Barlés observó de nuevo el otro lado del río, los árboles que ocultaban Bijelo Polje, y se preguntó qué tipo de blanco ofrecía en ese momento, y para quién. En cuanto asomase tras la curva el primer tanque o los primeros soldados de la Armija, los zapadores del bosque bajarían la palanca detonadora antes de salir corriendo. La idea, supuso, era mantener el puente hasta el último momento, por si alguno de los desgraciados que resistían en el pueblo alcanzaba el río. Aún se les oía disparar los últimos cartuchos entre los tejados en llamas. Por un momento los imaginó rompiendo tabiques para huir de una casa a otra, arrastrando heridos que dejaban rastros de sangre sobre el yeso desmenuzado y los escombros del suelo. Enloquecidos por el miedo y la desesperación. Según el Sony ICF de onda corta y la BBC, en un pueblo vecino la Armija había descubierto una fosa con cincuenta y dos cadáveres de musulmanes maniatados. Y cincuenta y dos cadáveres puestos en fila hacen una fila muy larga. Además, tienen familia: hermanos, hijos, primos. Tienen gente que los echa de menos y al verlos allí, uno detrás de otro y recién desenterrados, se lo toman a mal. Por eso en Bijelo Polje, la Armija perdía poco tiempo en hacer prisioneros. Barlés soltó una risita atravesada y lúgubre, para sus adentros. Quien hubiera bautizado aquello como limpieza étnica, no tenía la menor idea. La limpieza étnica podía considerarse cualquier cosa menos limpia.

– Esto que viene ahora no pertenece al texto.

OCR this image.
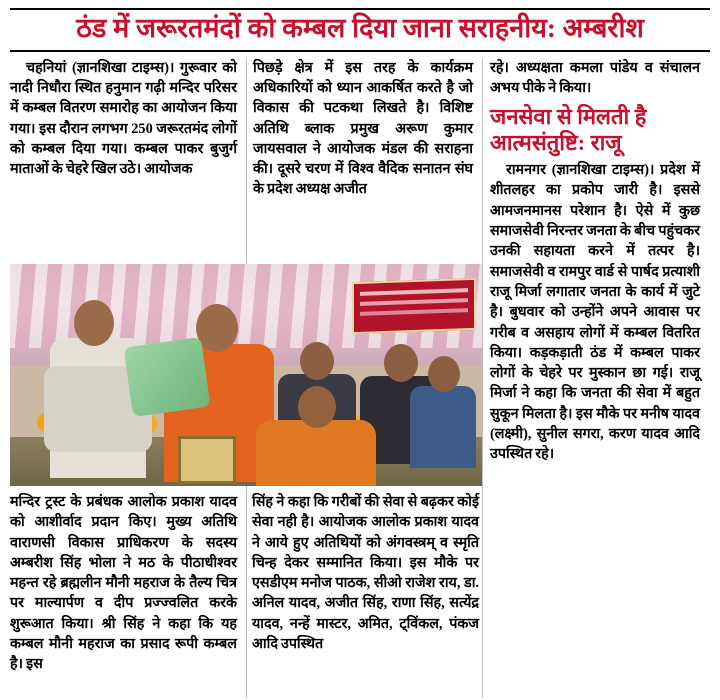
ठंड में जरूरतमंदों को कम्बल दिया जाना सराहनीय: अम्बरीश

चहनियां (ज्ञानशिखा टाइम्स)। गुरूवार को नादी निधौरा स्थित हनुमान गढ़ी मन्दिर परिसर में कम्बल वितरण समारोह का आयोजन किया गया। इस दौरान लगभग 250 जरूरतमंद लोगों को कम्बल दिया गया। कम्बल पाकर बुजुर्ग माताओं के चेहरे खिल उठे। आयोजक

पिछड़े क्षेत्र में इस तरह के कार्यक्रम अधिकारियों को ध्यान आकर्षित करते है जो विकास की पटकथा लिखते है। विशिष्ट अतिथि ब्लाक प्रमुख अरूण कुमार जायसवाल ने आयोजक मंडल की सराहना की। दूसरे चरण में विश्व वैदिक सनातन संघ के प्रदेश अध्यक्ष अजीत

रहे। अध्यक्षता कमला पांडेय व संचालन अभय पीके ने किया।

जनसेवा से मिलती है आत्मसंतुष्टि: राजू

रामनगर (ज्ञानशिखा टाइम्स)। प्रदेश में शीतलहर का प्रकोप जारी है। इससे आमजनमानस परेशान है। ऐसे में कुछ समाजसेवी निरन्तर जनता के बीच पहुंचकर उनकी सहायता करने में तत्पर है। समाजसेवी व रामपुर वार्ड से पार्षद प्रत्याशी राजू मिर्जा लगातार जनता के कार्य में जुटे है। बुधवार को उन्होंने अपने आवास पर गरीब व असहाय लोगों में कम्बल वितरित किया। कड़कड़ाती ठंड में कम्बल पाकर लोगों के चेहरे पर मुस्कान छा गई। राजू मिर्जा ने कहा कि जनता की सेवा में बहुत सुकून मिलता है। इस मौके पर मनीष यादव (लक्ष्मी), सुनील सगरा, करण यादव आदि उपस्थित रहे।

मन्दिर ट्रस्ट के प्रबंधक आलोक प्रकाश यादव को आशीर्वाद प्रदान किए। मुख्य अतिथि वाराणसी विकास प्राधिकरण के सदस्य अम्बरीश सिंह भोला ने मठ के पीठाधीश्वर महन्त रहे ब्रह्मलीन मौनी महराज के तैल्य चित्र पर माल्यार्पण व दीप प्रज्ज्वलित करके शुरूआत किया। श्री सिंह ने कहा कि यह कम्बल मौनी महराज का प्रसाद रूपी कम्बल है। इस

सिंह ने कहा कि गरीबों की सेवा से बढ़कर कोई सेवा नही है। आयोजक आलोक प्रकाश यादव ने आये हुए अतिथियों को अंगवस्त्रम् व स्मृति चिन्ह देकर सम्मानित किया। इस मौके पर एसडीएम मनोज पाठक, सीओ राजेश राय, डा. अनिल यादव, अजीत सिंह, राणा सिंह, सत्येंद्र यादव, नन्हें मास्टर, अमित, ट्विंकल, पंकज आदि उपस्थित
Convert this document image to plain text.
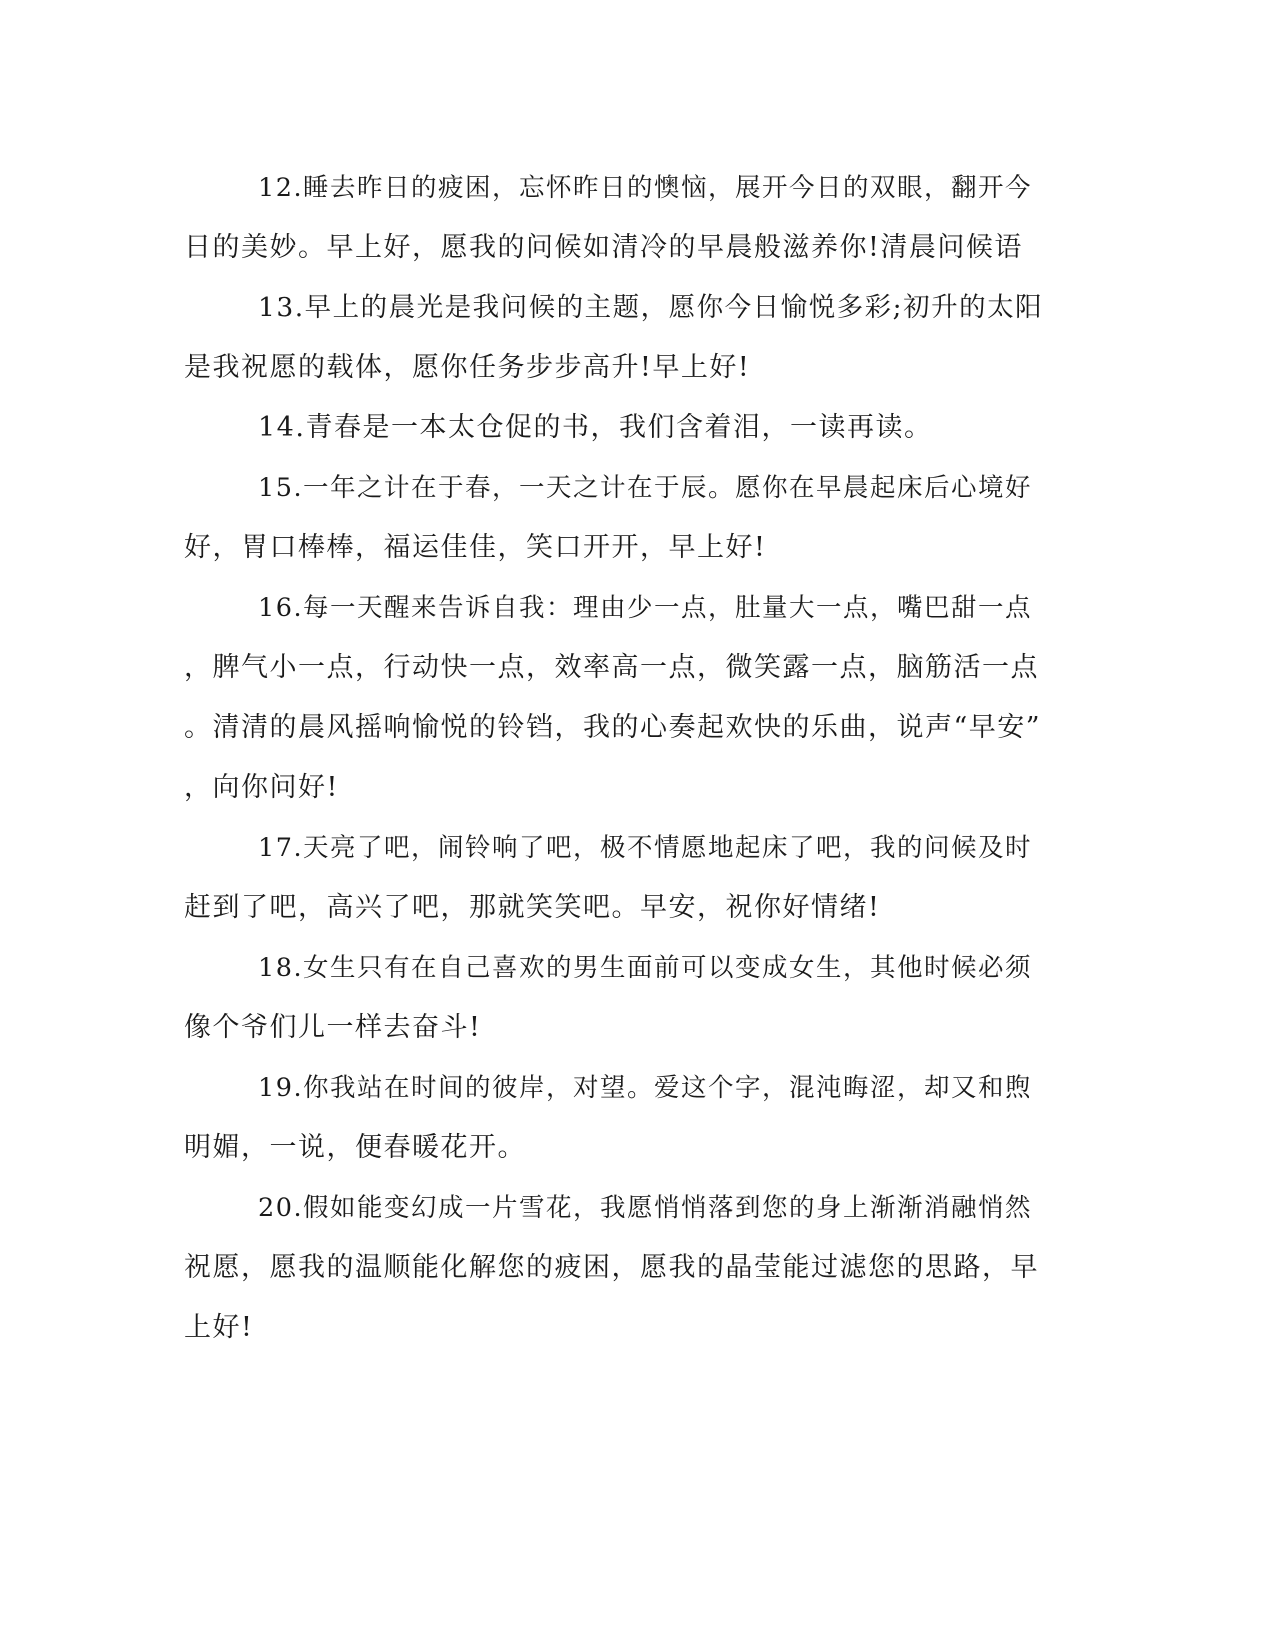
12.睡去昨日的疲困，忘怀昨日的懊恼，展开今日的双眼，翻开今
日的美妙。早上好，愿我的问候如清冷的早晨般滋养你!清晨问候语
13.早上的晨光是我问候的主题，愿你今日愉悦多彩;初升的太阳
是我祝愿的载体，愿你任务步步高升!早上好!
14.青春是一本太仓促的书，我们含着泪，一读再读。
15.一年之计在于春，一天之计在于辰。愿你在早晨起床后心境好
好，胃口棒棒，福运佳佳，笑口开开，早上好!
16.每一天醒来告诉自我：理由少一点，肚量大一点，嘴巴甜一点
，脾气小一点，行动快一点，效率高一点，微笑露一点，脑筋活一点
。清清的晨风摇响愉悦的铃铛，我的心奏起欢快的乐曲，说声“早安”
，向你问好!
17.天亮了吧，闹铃响了吧，极不情愿地起床了吧，我的问候及时
赶到了吧，高兴了吧，那就笑笑吧。早安，祝你好情绪!
18.女生只有在自己喜欢的男生面前可以变成女生，其他时候必须
像个爷们儿一样去奋斗!
19.你我站在时间的彼岸，对望。爱这个字，混沌晦涩，却又和煦
明媚，一说，便春暖花开。
20.假如能变幻成一片雪花，我愿悄悄落到您的身上渐渐消融悄然
祝愿，愿我的温顺能化解您的疲困，愿我的晶莹能过滤您的思路，早
上好!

Escuchó la salida de un mortero de 60 mm situado en las afueras del pueblo, a un kilómetro del puente, y miró alrededor en busca de un lugar donde ponerse a cubierto. Disponía de unos veinte segundos hasta la llegada, si es que venía en esa dirección, así que decidió olvidarse del casco de kevlar, que estaba en el suelo demasiado lejos, junto a Márquez. Anduvo sin apresurarse demasiado hasta el talud y se tumbó en él boca abajo, observando a su compañero que, aún arrodillado junto al muerto, también había oído el mortero y miraba al cielo como esperando verlo venir.
Eran muchos años juntos en muchas guerras, así que
Barlés supo en el acto lo que ocupaba la atención del
cámara. Resulta muy difícil filmar el impacto de una
bomba, pues nunca sabes exactamente dónde va a caer.
En las guerras las bombas te caen de cualquier modo,
con las leyes del azar sumadas a las leyes de la balística.
No hay nada más caprichoso que una granada de mortero disparada al buen tuntún, y uno puede pasarse la vida filmando a diestro y siniestro en mitad de los bombardeos sin conseguir un plano que merezca la pena. Es
como encuadrar a los soldados en combate; nunca sabes
a quién le van a dar, y cuando lo consigues resulta pura
casualidad, como lo de Enrique del Viso en Beirut, en el
89. Estaba filmando a un grupo de chiítas cuando una
ráfaga se coló en el parapeto y hubo bingo. Después, el
ralentizado mostró las trazadoras de color naranja al rozar
la cámara, un Amal con cara de pasmo llevándose la
mano al pecho mientras soltaba el arma, la cara de Barlés, su boca abierta en un grito: filma, filma, filma. Y es
que la gente cree que uno llega a la guerra, consigue la
foto y ya está. Pero los tiros y las bombas hacen bangzaca-bum y vete tú a saber. Por eso Barlés vio que Márquez, todavía arrodillado, se echaba al hombro la Betacam
y se ponía a grabar otra vez al muerto. Si el impacto caía
cerca, haría un rápido movimiento en panorámica desde
su rostro a la humareda de la explosión, antes de que ésta
se disipase. Barlés confió en que al menos una de las pistas de sonido de la cámara estuviese en posición manual.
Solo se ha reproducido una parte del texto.